File metadata and controls

220 lines (179 loc) · 13.3 KB

The story of the Spyderisk Open Project

Last updated April 2024

This document (HISTORY.md) was first written quarter-way through the 21st century, where humanity faces problems of immense complexity. Many citizens worry they cannot escape the effects of automated systems, and there are quite rightly responses to these feelings by governments and others in society. Spyderisk is one response to this, a tool intended to visualise and present a summary of the risk in systems too complicated for any human to understand or debug.

Contents

The journey to openness

Our Spyderisk story starts in 2006 at the University of Southampton in England, where a group gathered themselves under the name IT Innovation Centre and successfully bid for research funding to solve problems related to complex computer systems. Starting with GRID computing and then leading on to security, privacy, health data and bioinformatics, the Centre kept investing in software tools for assessing the risk in complex systems. And while software always gets out of date, even more importantly the Centre developed a database of knowledge about risk assessment.

It became clear that risk assessment is being taken seriously throughout society. From legislation regulating the use of AI in our daily lives, to the need to balance conflicting requirements for climate change, there is a strong desire to understand what sorts of risks are involved. And while it seems counter-intuitive that we can make judgements about risks even without understanding how these complex systems work, that does seem to be true.

The IT Innovation Centre realised that it had 15 years of study that could be used to seed a new community of automated risk assessment.

In 2023 the Spyderisk open project was founded, with the IT Innovation team aiming for involvement and practical applications far beyond Southampton.
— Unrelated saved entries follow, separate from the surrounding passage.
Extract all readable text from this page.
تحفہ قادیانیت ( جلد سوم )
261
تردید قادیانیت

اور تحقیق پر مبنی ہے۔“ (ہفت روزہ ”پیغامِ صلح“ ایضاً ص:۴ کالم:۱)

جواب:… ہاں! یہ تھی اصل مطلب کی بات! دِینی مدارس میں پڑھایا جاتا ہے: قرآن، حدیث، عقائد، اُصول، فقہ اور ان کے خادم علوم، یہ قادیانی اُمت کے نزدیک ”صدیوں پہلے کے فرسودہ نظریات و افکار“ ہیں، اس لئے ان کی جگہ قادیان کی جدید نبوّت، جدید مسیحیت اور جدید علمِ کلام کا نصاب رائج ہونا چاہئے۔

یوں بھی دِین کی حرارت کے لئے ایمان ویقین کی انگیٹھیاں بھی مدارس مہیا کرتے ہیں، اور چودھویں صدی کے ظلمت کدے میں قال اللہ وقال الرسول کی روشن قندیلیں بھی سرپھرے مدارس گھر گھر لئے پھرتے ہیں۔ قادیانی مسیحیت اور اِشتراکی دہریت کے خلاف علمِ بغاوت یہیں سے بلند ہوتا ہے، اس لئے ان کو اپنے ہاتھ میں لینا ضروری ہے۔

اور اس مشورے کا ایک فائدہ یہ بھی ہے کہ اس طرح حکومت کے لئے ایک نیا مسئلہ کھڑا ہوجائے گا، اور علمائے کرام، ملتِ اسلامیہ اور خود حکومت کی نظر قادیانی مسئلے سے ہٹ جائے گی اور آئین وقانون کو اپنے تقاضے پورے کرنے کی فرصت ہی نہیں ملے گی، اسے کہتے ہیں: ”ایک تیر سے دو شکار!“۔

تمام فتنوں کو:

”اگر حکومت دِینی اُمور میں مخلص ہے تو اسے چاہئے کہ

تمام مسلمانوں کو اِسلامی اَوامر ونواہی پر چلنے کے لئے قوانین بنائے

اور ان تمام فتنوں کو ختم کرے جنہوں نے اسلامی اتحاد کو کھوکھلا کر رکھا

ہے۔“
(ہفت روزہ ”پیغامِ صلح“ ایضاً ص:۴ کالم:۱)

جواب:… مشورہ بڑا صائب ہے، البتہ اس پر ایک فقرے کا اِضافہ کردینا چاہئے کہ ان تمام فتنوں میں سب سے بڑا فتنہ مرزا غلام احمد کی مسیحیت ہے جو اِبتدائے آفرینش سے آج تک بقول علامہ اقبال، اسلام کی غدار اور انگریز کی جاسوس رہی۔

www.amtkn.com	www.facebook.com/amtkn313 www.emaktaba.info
All the software tools and databases were published to the world under open licences, together with copies of all academic output.

Spyderisk is a collaborative effort and we invite anyone interested in contributing to this field to join in. The rest of this document explains how we got here, but you might prefer to start with the general project introduction. There have been many contributors so far and we look forward to welcoming many more.

Threat modelling in cyber-physical systems

Engineer and mathematician Mike Surridge lead a team developing concepts in grid computing. Michael Boniface and others implemented the GRIA distributed computing system, and presented an early paper on semantic risk management tools for adaptive security. GRIA was open source, and it demonstrated that assessing risk in a dynamic computer system is a difficult problem.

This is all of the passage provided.